Malgrado cio' ho l'impressione che la poematicita' di questi anni si possa identificare con la effusivita' verbale che per me e' il segno piu' deleterio della caduta della tensione poetica. Quando non trovo in una poesia l'intensita' della struttura verbale, ne perdo il senso, non so piu' cosa significhi quel mucchio di parole. Per me la poesia ha una struttura granulare, e' fatta di entita' discrete legate indissolubilmente le une alle altre. E' come la composizione di un mosaico: tessera per tessera.
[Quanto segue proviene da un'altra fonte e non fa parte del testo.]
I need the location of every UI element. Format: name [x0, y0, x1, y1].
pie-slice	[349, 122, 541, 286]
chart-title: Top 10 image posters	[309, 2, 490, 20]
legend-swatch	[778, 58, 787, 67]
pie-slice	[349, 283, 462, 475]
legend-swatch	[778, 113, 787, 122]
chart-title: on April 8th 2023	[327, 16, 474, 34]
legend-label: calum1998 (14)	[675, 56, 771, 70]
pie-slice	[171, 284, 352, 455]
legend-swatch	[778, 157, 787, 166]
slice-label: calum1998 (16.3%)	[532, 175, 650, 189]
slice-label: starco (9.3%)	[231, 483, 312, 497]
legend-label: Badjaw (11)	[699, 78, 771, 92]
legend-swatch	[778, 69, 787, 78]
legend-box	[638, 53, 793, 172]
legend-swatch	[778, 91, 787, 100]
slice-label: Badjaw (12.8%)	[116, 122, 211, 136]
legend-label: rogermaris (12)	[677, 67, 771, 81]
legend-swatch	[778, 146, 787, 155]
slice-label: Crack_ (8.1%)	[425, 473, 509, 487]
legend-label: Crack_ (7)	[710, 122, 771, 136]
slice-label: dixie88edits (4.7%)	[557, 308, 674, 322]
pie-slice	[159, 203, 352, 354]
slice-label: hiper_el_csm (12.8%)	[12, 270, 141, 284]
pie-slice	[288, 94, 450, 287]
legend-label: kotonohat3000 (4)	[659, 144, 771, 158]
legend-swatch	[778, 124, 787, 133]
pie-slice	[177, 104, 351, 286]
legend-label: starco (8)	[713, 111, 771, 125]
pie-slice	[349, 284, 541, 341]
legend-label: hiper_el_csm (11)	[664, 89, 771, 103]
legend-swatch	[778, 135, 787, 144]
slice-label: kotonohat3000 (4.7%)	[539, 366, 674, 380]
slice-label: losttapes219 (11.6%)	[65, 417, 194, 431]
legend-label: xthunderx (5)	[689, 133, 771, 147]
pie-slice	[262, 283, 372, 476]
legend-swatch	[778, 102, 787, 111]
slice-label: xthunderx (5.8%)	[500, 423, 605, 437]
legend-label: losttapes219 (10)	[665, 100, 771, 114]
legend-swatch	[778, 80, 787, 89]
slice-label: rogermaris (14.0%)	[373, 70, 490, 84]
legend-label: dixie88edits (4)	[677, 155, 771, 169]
5. Parlando con autori provenienti da tradizioni ed esperienze diverse e' spesso emersa - con nostra sorpresa - la figura di Carlo Betocchi, una delle voci a nostro parere piu' interessanti del Novecento poetico italiano non ancora pienamente riconosciuta dalla critica ufficiale...
Ora e' in atto questo recupero. Betocchi e' un grande. Dobbiamo rileggerlo al di fuori degli schemi che ci hanno imposto. La sua poesia e' una poesia di grande respiro naturale.

6. Ci puo' accennare al rapporto da lei vissuto con Betocchi?
Betocchi ha rappresentato il mio primo riconoscimento; ebbe modo di accorgersi di me la prima volta in occasione della pubblicazione di alcuni miei testi sulla rivista marchigiana "Il Leopardi". Quindi curo' l'introduzione del mio secondo libro di poesie. Da allora ci scrivemmo per quasi sei anni. E' stato sicuramente un rapporto di profonda stima e amicizia. Di filialita' da parte mia, qualche volta di paternita' da parte sua. Ho di lui un ricordo incantevole. Lo testimonia pure il carteggio epistolare pubblicato dall'"Obliquo" a cura di Massimo Raffaeli. Penso che Betocchi sia uno dei pochi autori italiani in possesso di una lingua concreta, solida, forte, senza melismi ne' inteneriture. Lui era un geometra e io ho l'impressione che componesse le sue poesie come si costruivano i muri una volta: mattone per mattone.